Un pequeño milagro
Dos amigas se reencuentran seis años después de haberse separado tras compartir piso durante todo su periodo de estudios en la universidad. Una, Hannah (Cartlidge), vive en Londres; la otra, Annie (Steadman, como todos los actores del filme, sencillamente majestuosa), en York, y el encuentro lo propicia un viaje de la segunda a la capital. Ha pasado el tiempo, y cada una por su lado rememora los no tan lejanos años de su convivencia, cuando compartían no sólo piso, sino también inseguridades. La vida no les ha ido del todo mal: cada una, sin renunciar a nada, es ahora más madura, menos permeable a las agresiones del mundo. Se aceptan mejor, en todo caso. Y al final, un par de encuentros casuales y el redescubrimiento de la otra propiciarán una revisión en toda la regla.No hay nostalgia en este apasionante, espléndidamente construido, simple y en el fondo endiabladamente complejo filme de Mike Leigh. Y no lo hay porque la ficción no la propicia: es imposible sentir nostalgia de un tiempo en que Annie tenía la cara marcada por un eccema, era un puro tic, no miraba jamás a los ojos, mientras Hannah se defendía del mundo con una dosis de agresividad mucho más alta de lo tolerable. O, dicho de otra forma, lo que el filme, con su estructura en parciales flashbacks de tono bien diferente, va mostrando es un mundo escasamente atractivo en el que se mueven dos seres indefensos cuyos temores les llevan incluso a ser crueles.
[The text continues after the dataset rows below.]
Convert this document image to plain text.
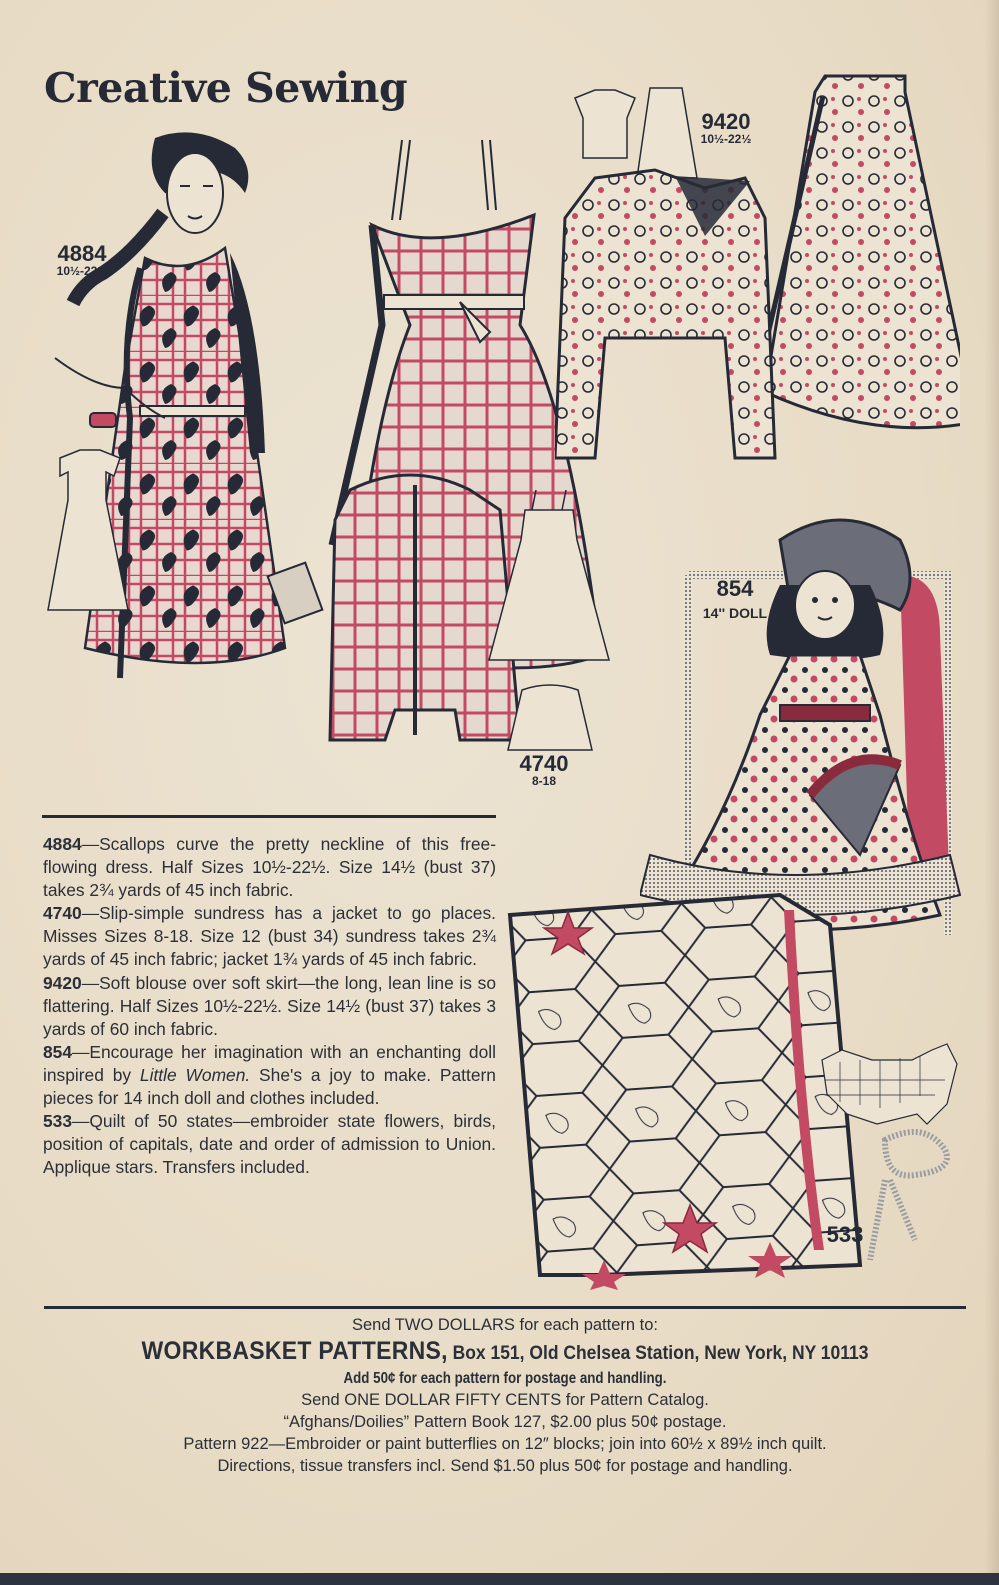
Creative Sewing
4884
10½-22½
4740
8-18
9420
10½-22½
854
14'' DOLL
533

4884—Scallops curve the pretty neckline of this free-flowing dress. Half Sizes 10½-22½. Size 14½ (bust 37) takes 2¾ yards of 45 inch fabric.

4740—Slip-simple sundress has a jacket to go places. Misses Sizes 8-18. Size 12 (bust 34) sundress takes 2¾ yards of 45 inch fabric; jacket 1¾ yards of 45 inch fabric.

9420—Soft blouse over soft skirt—the long, lean line is so flattering. Half Sizes 10½-22½. Size 14½ (bust 37) takes 3 yards of 60 inch fabric.

854—Encourage her imagination with an enchanting doll inspired by Little Women. She's a joy to make. Pattern pieces for 14 inch doll and clothes included.

533—Quilt of 50 states—embroider state flowers, birds, position of capitals, date and order of admission to Union. Applique stars. Transfers included.

Send TWO DOLLARS for each pattern to:
WORKBASKET PATTERNS, Box 151, Old Chelsea Station, New York, NY 10113
Add 50¢ for each pattern for postage and handling.
Send ONE DOLLAR FIFTY CENTS for Pattern Catalog.
“Afghans/Doilies” Pattern Book 127, $2.00 plus 50¢ postage.
Pattern 922—Embroider or paint butterflies on 12″ blocks; join into 60½ x 89½ inch quilt.
Directions, tissue transfers incl. Send $1.50 plus 50¢ for postage and handling.
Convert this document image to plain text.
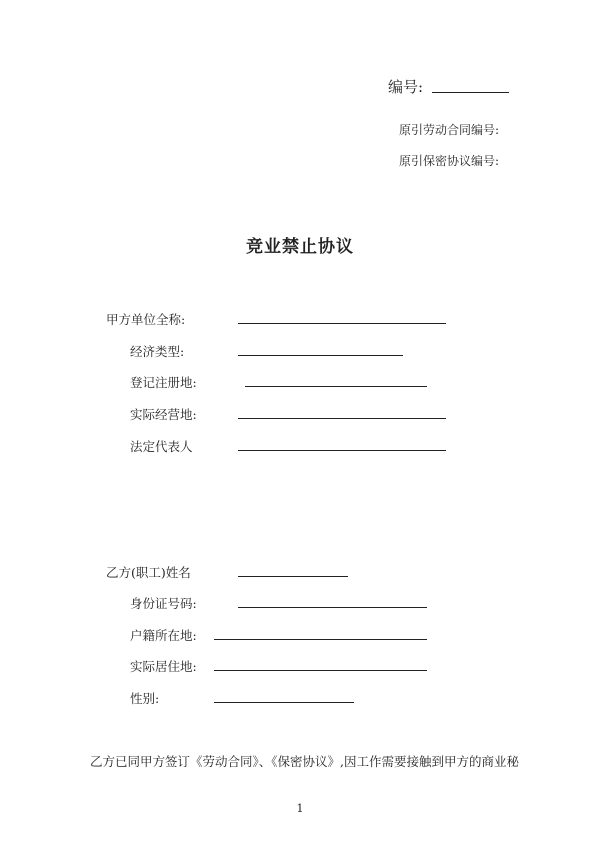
编号:
原引劳动合同编号:
原引保密协议编号:
竞业禁止协议
甲方单位全称:
经济类型:
登记注册地:
实际经营地:
法定代表人
乙方(职工)姓名
身份证号码:
户籍所在地:
实际居住地:
性别:
乙方已同甲方签订《劳动合同》、《保密协议》,因工作需要接触到甲方的商业秘
1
Dos chicas de hoy (Career girls)
Dirección y guión: Mike Leigh..Fotografía: Dick Pope. Música: Marianne Jean-Baptiste y Tony Remy. Producción: Simon Channing -Williams. Reino Unido, 1996. Intérpretes: Katrin Cartlidge, Lynda Steadman, Kate Byers, Mark Benton, Andy Serkis. Alphaville y Multicines Picasso.
Leigh los muestra con el aparente aire de un etólogo social, con un distanciamiento que jamás es superioridad: al fin y al cabo, su método está en las antípodas del no compromiso con sus personajes. Su estilo construido a base del recurso a la cámara en mano, de brutal, áspera contundencia, y un montaje en fragmentos breves, de ritmo nervioso, alejan en principio al espectador de la trama. Pero es un alejamiento provisional: esos recursos están ahí para hacer palpable esa inseguridad. Y lentamente, a medida que se va penetrando en el agitado universo de ambas, se opera el milagro.
Porque lo cierto es que esas existencias grises y comunes, hechas de situaciones mil veces vistas, se van haciendo más y más cercanas. Ello es el resultado de un método de trabajo en el que Leigh, un perfeccionista de la interpretación, demuestra superarse de película en película, algo de por sí difícil si tenemos en cuenta que en su primer filme estrenado entre nosotros, Grandes ambiciones (1988), ya había logrado la madurez.
Y ese método no es otro que el ensayo constante de los actores, la depuración de los personajes por el trabajo constante con los intérpretes, lo que permite al director despojarlos de toda teatralidad cuando, en el fondo, no es otra que la mayor teatralidad la opción tomada. Como Jacques Rivette, como Rohmer, Leigh sabe que la credibilidad de sus tramas reposa en la empatía que unos personajes a menudo de bofetada sean capaces de transmitir. Y así, de unas existencias aparentemente tan poco interesantes emerge una verdad absoluta y contundente: sencillamente, el milagro de la encarnación de la vida misma en las imágenes de una película, ese artificio que tanto nos enseña cómo diablos somos y qué deseamos.